Projetos apresentados na Câmara
Na Câmara, foram protocolados quatro projetos de lei que, segundo da deputada Célia Xakriabá (PSOL-MG), foram "construídos com base na escuta dos povos indígenas":
- Projeto de Lei 1527/2025: Lei Contra a Violência Obstétrica a Mulheres Indígenas, prevê a presença de parteiras tradicionais, respeito a línguas e ritos canais para denunciar violências, entre outras providências;
- Projeto de Lei 1528/2025: inclui agricultores familiares indígenas, quilombolas, ribeirinhos, extrativistas e pescadores artesanais entre os beneficiários do Garantia-Safra;
- Projeto de Lei 1529/2025: apoia a denominação de origem de produtos ou serviços comercializáveis resultantes dos modos de ocupação tradicional dos povos indígenas;
- Projeto de Lei 1530/2025: institui fundo nacional para financiar e apoiar pesquisas e ações destinadas ao desenvolvimento de produção agroecológica.

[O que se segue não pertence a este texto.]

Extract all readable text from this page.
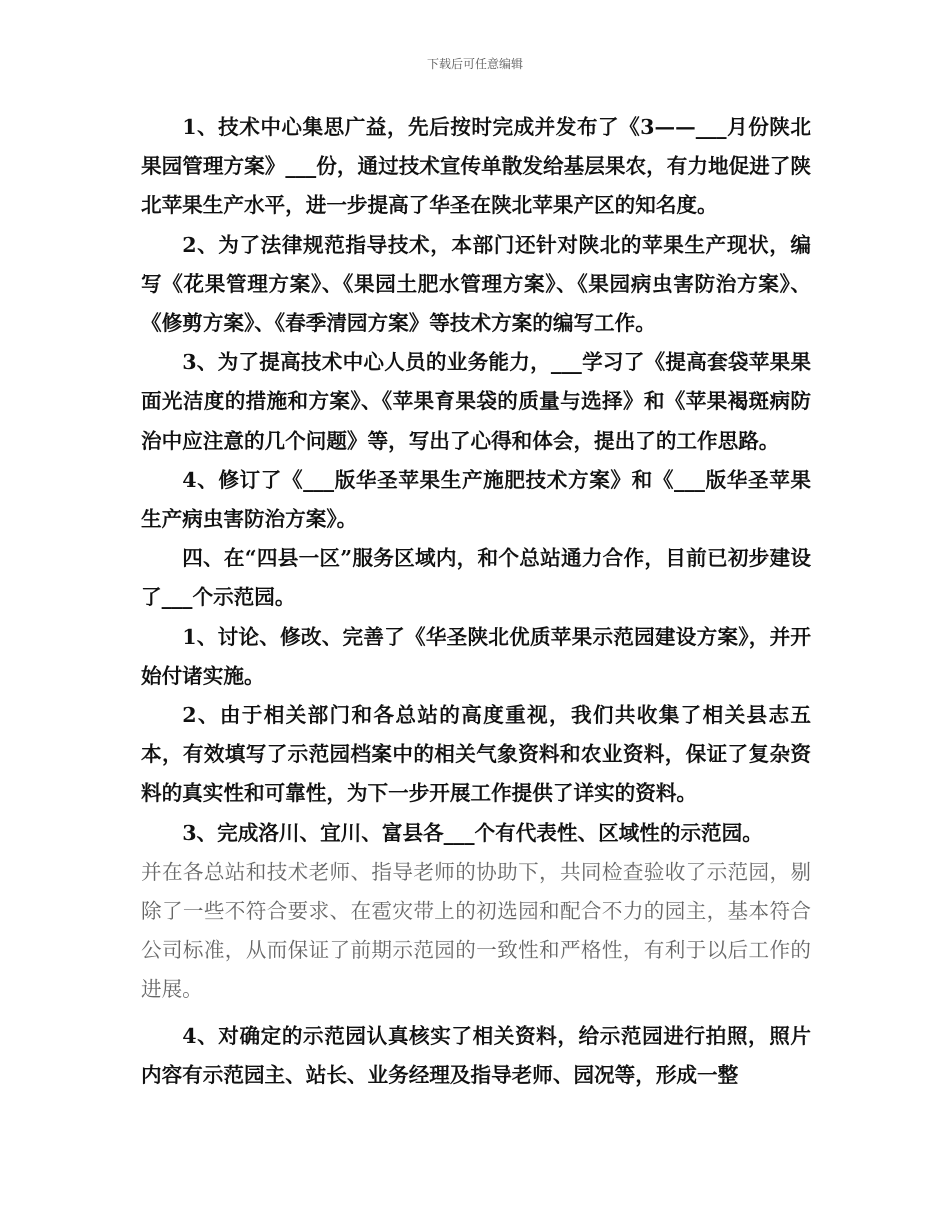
下载后可任意编辑

1、技术中心集思广益，先后按时完成并发布了《3——___月份陕北果园管理方案》___份，通过技术宣传单散发给基层果农，有力地促进了陕北苹果生产水平，进一步提高了华圣在陕北苹果产区的知名度。

2、为了法律规范指导技术，本部门还针对陕北的苹果生产现状，编写《花果管理方案》、《果园土肥水管理方案》、《果园病虫害防治方案》、《修剪方案》、《春季清园方案》等技术方案的编写工作。

3、为了提高技术中心人员的业务能力，___学习了《提高套袋苹果果面光洁度的措施和方案》、《苹果育果袋的质量与选择》和《苹果褐斑病防治中应注意的几个问题》等，写出了心得和体会，提出了的工作思路。

4、修订了《___版华圣苹果生产施肥技术方案》和《___版华圣苹果生产病虫害防治方案》。

四、在“四县一区”服务区域内，和个总站通力合作，目前已初步建设了___个示范园。

1、讨论、修改、完善了《华圣陕北优质苹果示范园建设方案》，并开始付诸实施。

2、由于相关部门和各总站的高度重视，我们共收集了相关县志五本，有效填写了示范园档案中的相关气象资料和农业资料，保证了复杂资料的真实性和可靠性，为下一步开展工作提供了详实的资料。

3、完成洛川、宜川、富县各___个有代表性、区域性的示范园。

并在各总站和技术老师、指导老师的协助下，共同检查验收了示范园，剔除了一些不符合要求、在雹灾带上的初选园和配合不力的园主，基本符合公司标准，从而保证了前期示范园的一致性和严格性，有利于以后工作的进展。

4、对确定的示范园认真核实了相关资料，给示范园进行拍照，照片内容有示范园主、站长、业务经理及指导老师、园况等，形成一整
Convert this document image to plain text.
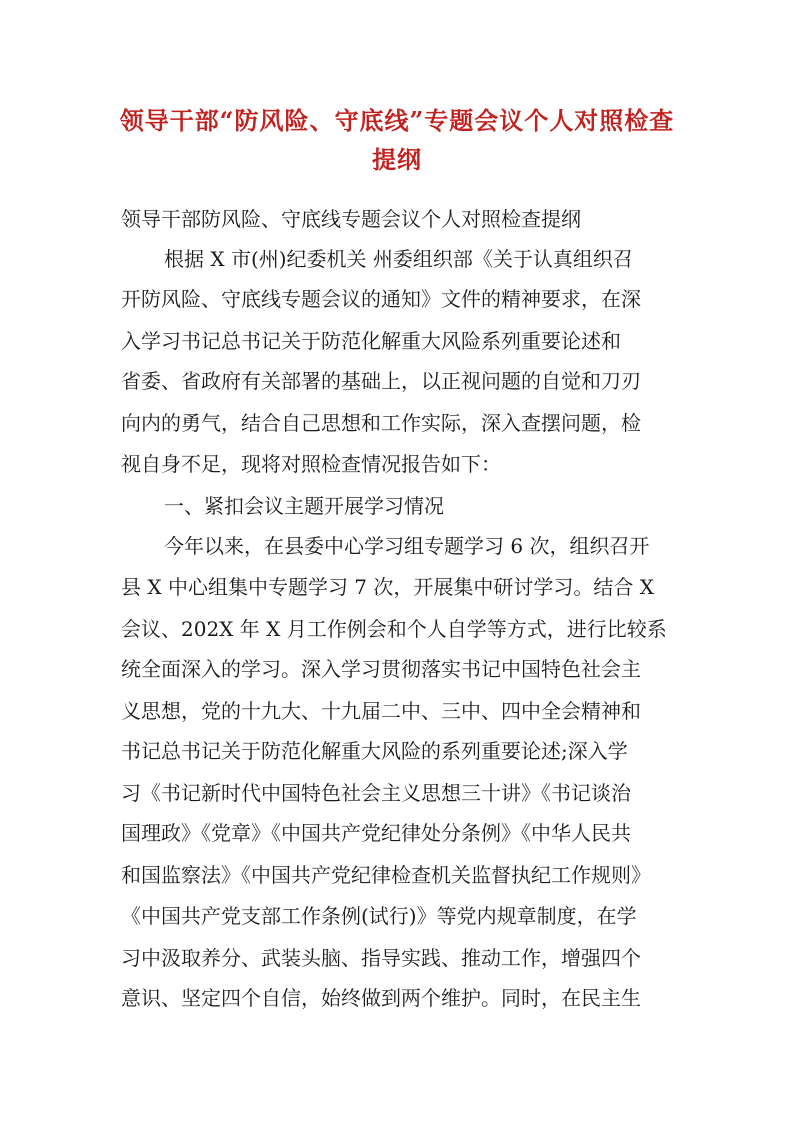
领导干部“防风险、守底线”专题会议个人对照检查
提纲
领导干部防风险、守底线专题会议个人对照检查提纲
根据 X 市(州)纪委机关 州委组织部《关于认真组织召
开防风险、守底线专题会议的通知》文件的精神要求，在深
入学习书记总书记关于防范化解重大风险系列重要论述和
省委、省政府有关部署的基础上，以正视问题的自觉和刀刃
向内的勇气，结合自己思想和工作实际，深入查摆问题，检
视自身不足，现将对照检查情况报告如下：
一、紧扣会议主题开展学习情况
今年以来，在县委中心学习组专题学习 6 次，组织召开
县 X 中心组集中专题学习 7 次，开展集中研讨学习。结合 X
会议、202X 年 X 月工作例会和个人自学等方式，进行比较系
统全面深入的学习。深入学习贯彻落实书记中国特色社会主
义思想，党的十九大、十九届二中、三中、四中全会精神和
书记总书记关于防范化解重大风险的系列重要论述;深入学
习《书记新时代中国特色社会主义思想三十讲》《书记谈治
国理政》《党章》《中国共产党纪律处分条例》《中华人民共
和国监察法》《中国共产党纪律检查机关监督执纪工作规则》
《中国共产党支部工作条例(试行)》等党内规章制度，在学
习中汲取养分、武装头脑、指导实践、推动工作，增强四个
意识、坚定四个自信，始终做到两个维护。同时，在民主生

Os projetos aguardam despacho do presidente da Câmara dos Deputados, Hugo Motta (Republicanos-PB), e devem passar por análise nas comissões da Casa.
A sessão solene, em que os projetos foram anunciados, também contou com discursos do cacique Raoni Metuktire, de 93 anos, da ministra dos Povos Indígenas, Sônia Guajajara, e da presidente da Fundação Nacional dos Povos Indígenas (Funai), Joênia Wapichana.